When I heard Ela Minus was coming to Flash DC last September, I immediately bought three tickets. More than I needed, in fact. I didn’t care. Ela Minus is worth overbuying, to bring friends or strangers or other randos, just to take in what she has to offer.
For those new to Ela Minus, she’s one of the best coldwave and electronica artists in the world. A native of Bogota, Colombia, she’s not only a Berklee College of Music-trained jazz percussionist but a former emo band performer and expert in synthesizer tech.
Born in 1990 as Gabriela Jimeno, she’s been on the scene for years and played at some of the world’s most avant-garde venues, supporting some pretty epic acts. I first came in contact with her music when she contributed to Populous’s 2017 album “Azulejos,” in which Minus performed the Spanish-language vocals on “Azul Oro.” Full of steel drums, marimbas and field recordings, Azulejos is a river of sound through Portugal, South America and Italy. The album left me wanting more and exploring the featured artists, including Ela Minus.
She’s released her own albums, focused on synths and cold reserved rhythms paired with high-key electronic melodies, coupled with her own brand of breathy vocals in both Spanish and English. She’s contributed to KEXP’s “Midnight in a Perfect World” as well as performing an extended set on their “Live at Home” set.
I first saw her live on a magical night in April of 2019 when she served as an opener for Matthew Dear, who opened for Jon Hopkins at the 9:30 Club. Minus performed her early melodies and gave us a perfect introduction to Dear. Then, in a surprise move, Minus joined us on the balcony at 9:30 for the grand finale, an extended play of Hopkins’ epic “Light Through the Veins.” It was a moment of connectedness I doubt anyone in attendance will forget: Everyone feeling linked musically to each other and to the artists.
Since that night, she’s released a few singles as well as a full-length album, “acts of rebellion,” released by Domino Recording Company in 2020. For her latest visit to the United States, she performed at Flash DC and was supported by Abbey Jordan and Tammy Lakkis. Although she started at midnight — a bit late for me, an aging Millennial — she kept the crowd entranced, diving deep into chill synths, straying a bit from her recorded performances to improvise.
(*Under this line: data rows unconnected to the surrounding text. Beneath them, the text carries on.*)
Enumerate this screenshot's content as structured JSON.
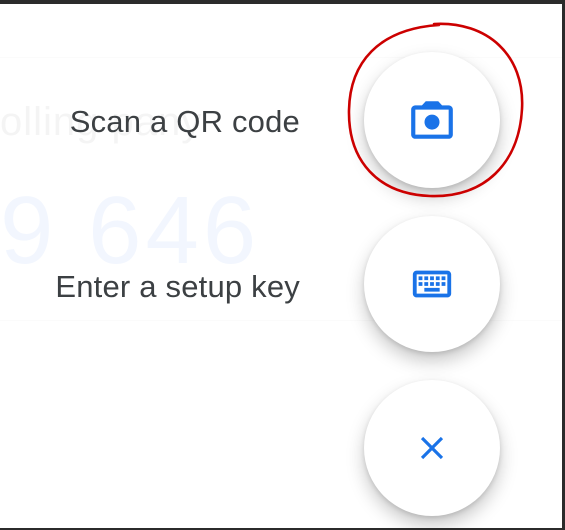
{
  "background": {
    "account_text": "olling pany",
    "code_text": "9 646"
  },
  "actions": [
    {
      "label": "Scan a QR code",
      "icon": "camera-icon"
    },
    {
      "label": "Enter a setup key",
      "icon": "keyboard-icon"
    }
  ],
  "close": {
    "icon": "close-icon"
  },
  "annotation": {
    "color": "#cc0000",
    "target": "Scan a QR code"
  },
  "colors": {
    "accent": "#1a73e8",
    "label": "#3c4043",
    "surface": "#ffffff"
  }
}
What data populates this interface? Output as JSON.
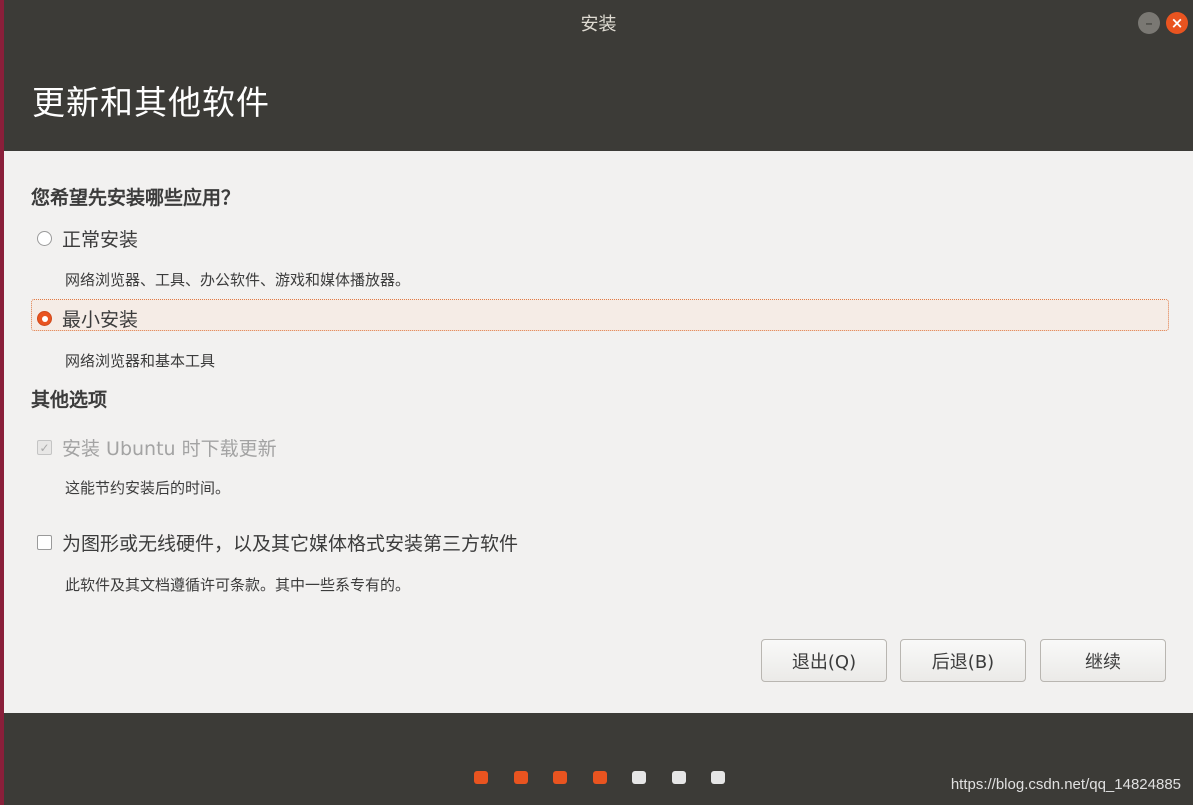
{
  "window": {
    "title": "安装",
    "minimize_glyph": "–",
    "close_glyph": "×"
  },
  "header": {
    "title": "更新和其他软件"
  },
  "question": "您希望先安装哪些应用？",
  "install_options": [
    {
      "label": "正常安装",
      "description": "网络浏览器、工具、办公软件、游戏和媒体播放器。",
      "selected": false
    },
    {
      "label": "最小安装",
      "description": "网络浏览器和基本工具",
      "selected": true
    }
  ],
  "other_options": {
    "title": "其他选项",
    "items": [
      {
        "label": "安装 Ubuntu 时下载更新",
        "description": "这能节约安装后的时间。",
        "checked": true,
        "disabled": true
      },
      {
        "label": "为图形或无线硬件，以及其它媒体格式安装第三方软件",
        "description": "此软件及其文档遵循许可条款。其中一些系专有的。",
        "checked": false,
        "disabled": false
      }
    ]
  },
  "buttons": {
    "quit": "退出(Q)",
    "back": "后退(B)",
    "continue": "继续"
  },
  "progress": {
    "total_steps": 7,
    "completed_steps": 4
  },
  "colors": {
    "accent": "#e95420",
    "header_bg": "#3c3b37",
    "dot_inactive": "#e6e6e6"
  },
  "watermark": "https://blog.csdn.net/qq_14824885"
}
Her setup is simple: Some custom synthesizer decks covered in hot pink gaffer’s tape, perched on folding legs and from this “command station” she steers the ship of sound through high-key anthems, long and melodic interludes and sometimes-cryptic lyrics. Her anthem “megapunk” gives power to the challenge of authority; “they told us it was hard but they were wrong” speaks to the futility of dissention and rejection, and “dominique” evokes a life of bachelorette hood, living on nothing but coffee and booze and staying up through the night. Which, I must say, is what we did on Wednesday at Flash DC.